En este escenario, vemos varias propuestas circulando por las redes sociales, muchas de ellas hechas o avaladas por conocidos “influencers” de las políticas económicas o sociales, que no mencionan la palabra “salario” ni una sola vez. Conozco a varios de ellos y les pido que tomen estas palabras como una crítica amigable. ¿Cómo puede evitarse la palabra “salario” en un análisis de izquierda?

Da la impresión de que en nuestras filas predomina el análisis de conflicto entre el gobierno revolucionario y la burguesía. O entre el gobierno revolucionario y el imperio. Ahí estamos pelando el boche. Nuestro análisis debe centrarse en la pugna entre la burguesía y la clase asalariada, donde el Estado revolucionario debe ejercer la función de catalizador para que esta pugna se decante a favor de la clase asalariada.

Si permitimos que los precios estén dolarizados y al mismo tiempo que el salario sea de un par de dólares mensuales, ¿quiénes se están enriqueciendo y quiénes se empobrecen? La respuesta es obvia.

La discusión sobre la crisis monetaria debe orientarse a la discusión sobre la reivindicación de la clase asalariada, como mecanismo para revertir, aunque sea parcialmente, el trasvase de riqueza hacia las clases dominantes.

El bolívar, la moneda en la que se pagan los salarios, debe revalorizarse para que los salarios se revaloricen. Es por eso que proponemos el anclaje inmediato del valor del bolívar a los precios de nuestras exportaciones, usando el mecanismo de #ParidadFijaBolivarPetro, ya que el valor del petro está anclado al valor del barril de petróleo. Con emisión suficiente de petros se puede mantener dicha paridad.

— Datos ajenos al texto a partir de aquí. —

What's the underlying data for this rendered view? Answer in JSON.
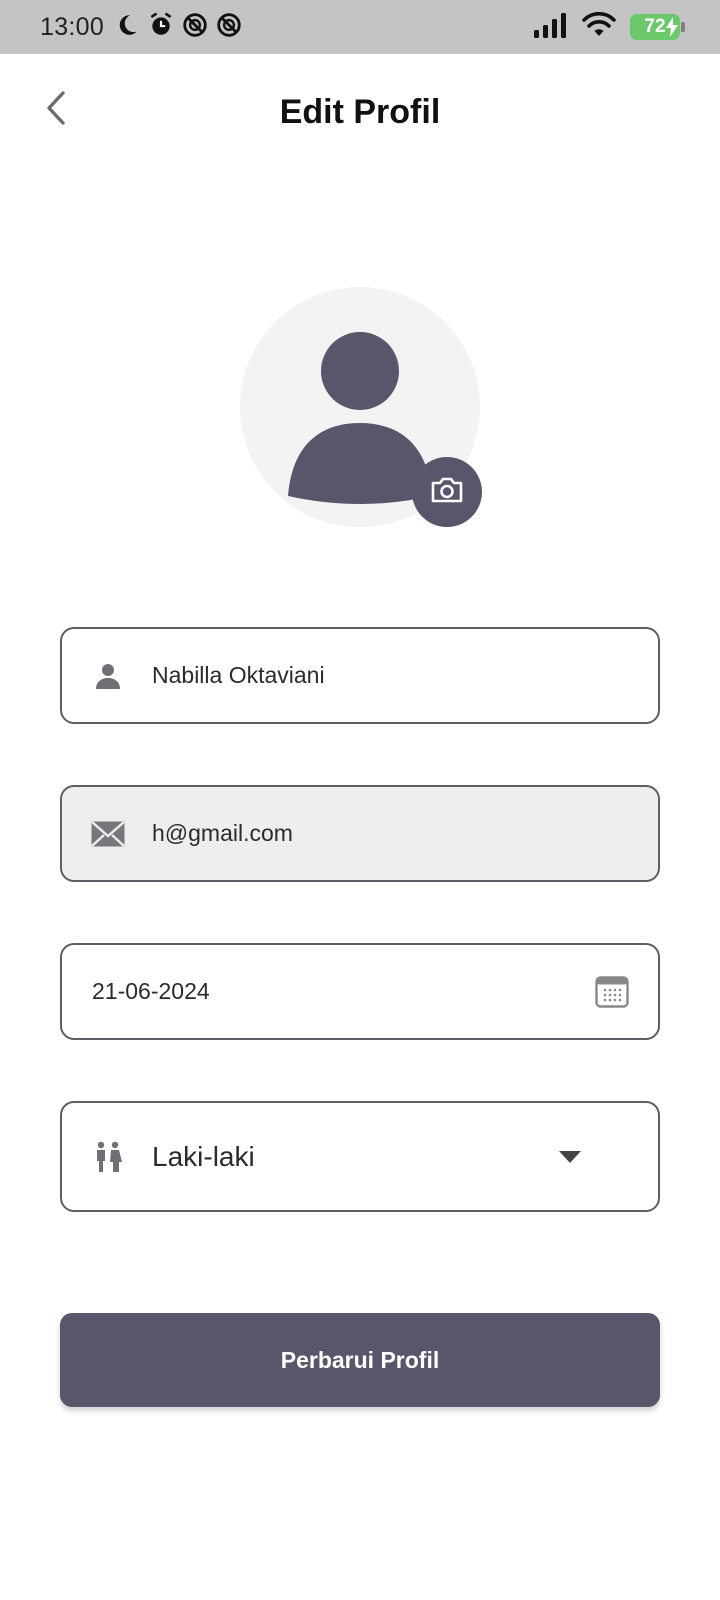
{
  "status_bar": {
    "time": "13:00",
    "battery": "72",
    "icons": [
      "moon-icon",
      "alarm-icon",
      "no-disturb-icon",
      "no-disturb-icon",
      "signal-icon",
      "wifi-icon",
      "battery-charging-icon"
    ]
  },
  "header": {
    "title": "Edit Profil",
    "back_icon": "chevron-left-icon"
  },
  "avatar": {
    "placeholder_icon": "person-icon",
    "camera_icon": "camera-icon"
  },
  "form": {
    "name": {
      "value": "Nabilla Oktaviani",
      "icon": "person-icon"
    },
    "email": {
      "value": "h@gmail.com",
      "icon": "mail-icon",
      "disabled": true
    },
    "birthdate": {
      "value": "21-06-2024",
      "icon": "calendar-icon"
    },
    "gender": {
      "value": "Laki-laki",
      "icon": "gender-icon",
      "dropdown_icon": "caret-down-icon"
    }
  },
  "submit": {
    "label": "Perbarui Profil"
  },
  "colors": {
    "primary": "#58566b",
    "status_bar": "#c4c4c4",
    "battery": "#6bc96b",
    "disabled_field": "#eeeeee"
  }
}
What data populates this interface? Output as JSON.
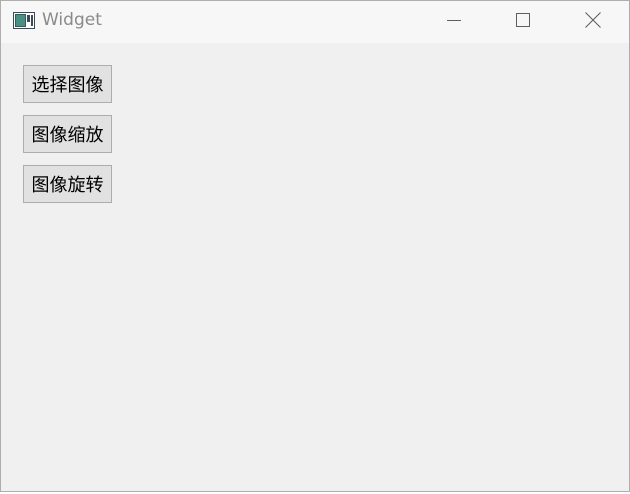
{
  "window": {
    "title": "Widget",
    "app_icon": "qt-widget-icon",
    "controls": {
      "minimize_icon": "minimize-icon",
      "maximize_icon": "maximize-icon",
      "close_icon": "close-icon"
    }
  },
  "buttons": [
    {
      "label": "选择图像"
    },
    {
      "label": "图像缩放"
    },
    {
      "label": "图像旋转"
    }
  ],
  "colors": {
    "titlebar": "#f7f7f7",
    "client": "#f0f0f0",
    "button_face": "#e1e1e1",
    "button_border": "#adadad",
    "title_text": "#8a8a8a"
  }
}
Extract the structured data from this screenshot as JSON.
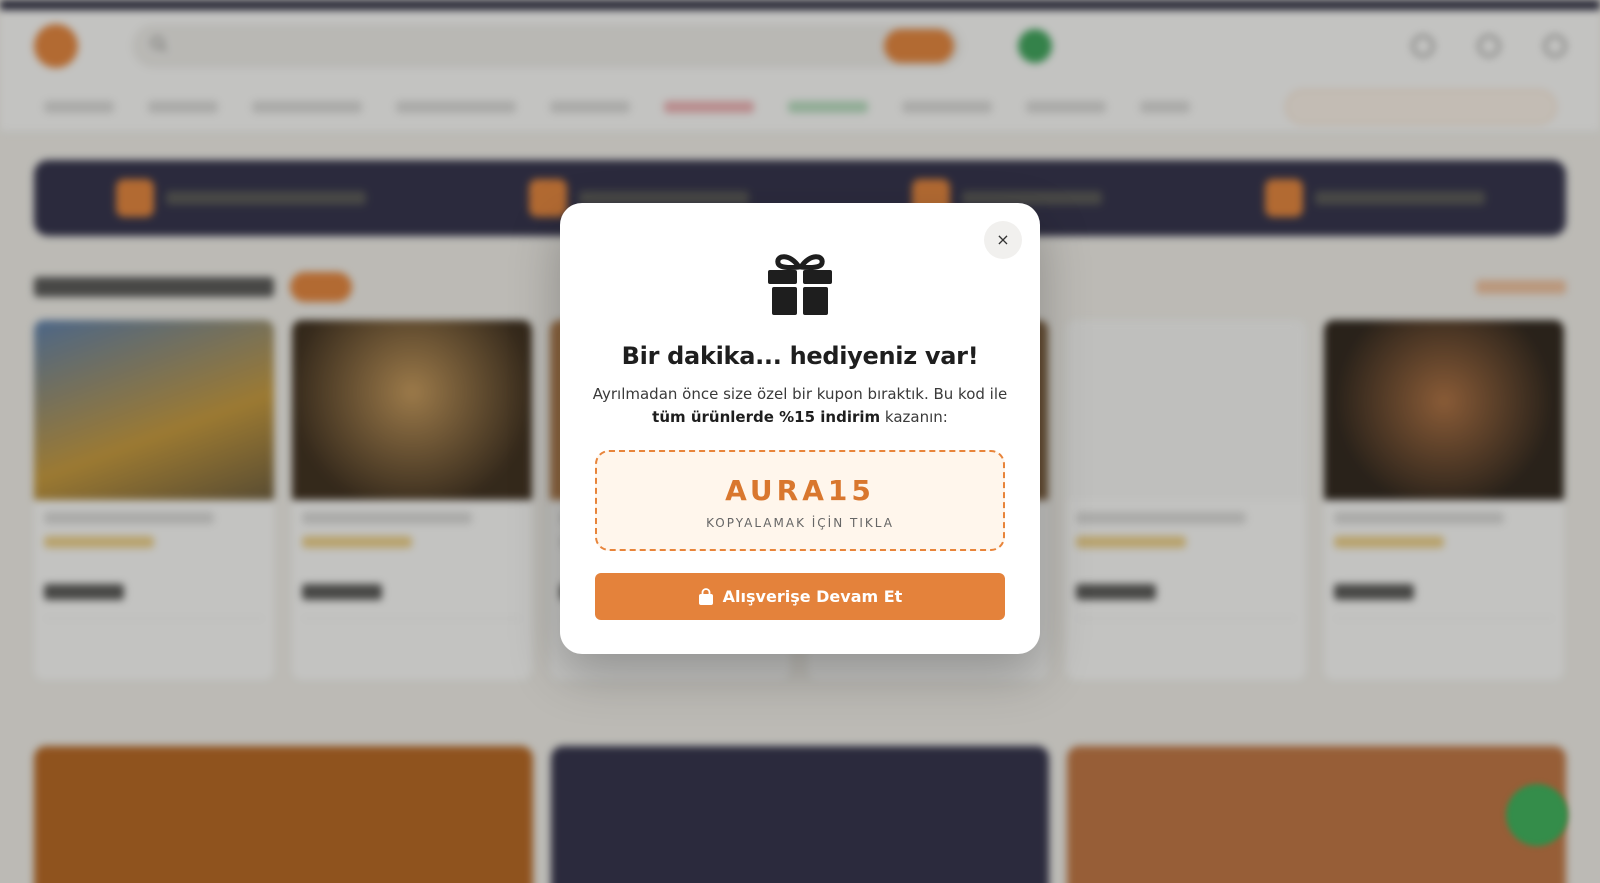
{
  "modal": {
    "close_symbol": "×",
    "icon": "gift-icon",
    "title": "Bir dakika... hediyeniz var!",
    "desc_part1": "Ayrılmadan önce size özel bir kupon bıraktık. Bu kod ile ",
    "desc_bold": "tüm ürünlerde %15 indirim",
    "desc_part2": " kazanın:",
    "coupon_code": "AURA15",
    "coupon_hint": "KOPYALAMAK İÇİN TIKLA",
    "cta_label": "Alışverişe Devam Et",
    "cta_icon": "shopping-bag-icon"
  },
  "colors": {
    "accent": "#e4823b",
    "coupon_bg": "#fff6ec",
    "navy": "#2d2c48",
    "whatsapp": "#39b45a"
  }
}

Hagamos que la burguesía tenga que usar el petro como único medio de acceso a otras divisas, quedando registro en el blockchain. El uso del petro por parte de la burguesía debería legislarse de modo más riguroso que nunca, evitando su mal uso o la fuga de capitales. Debemos usar el poderoso principio de la transparencia. Se hace más necesaria que nunca una Ley de Control de Capitales, que penalice severamente no usar el petro para el desarrollo del país.

El efecto de un anclaje del bolívar al petro a paridad fija será muy rápido en la estabilización de la economía y la recuperación del poder adquisitivo del salario.

Debemos defender el salario con total convicción. A menos que seamos de derecha o de una inefable “tercera vía”.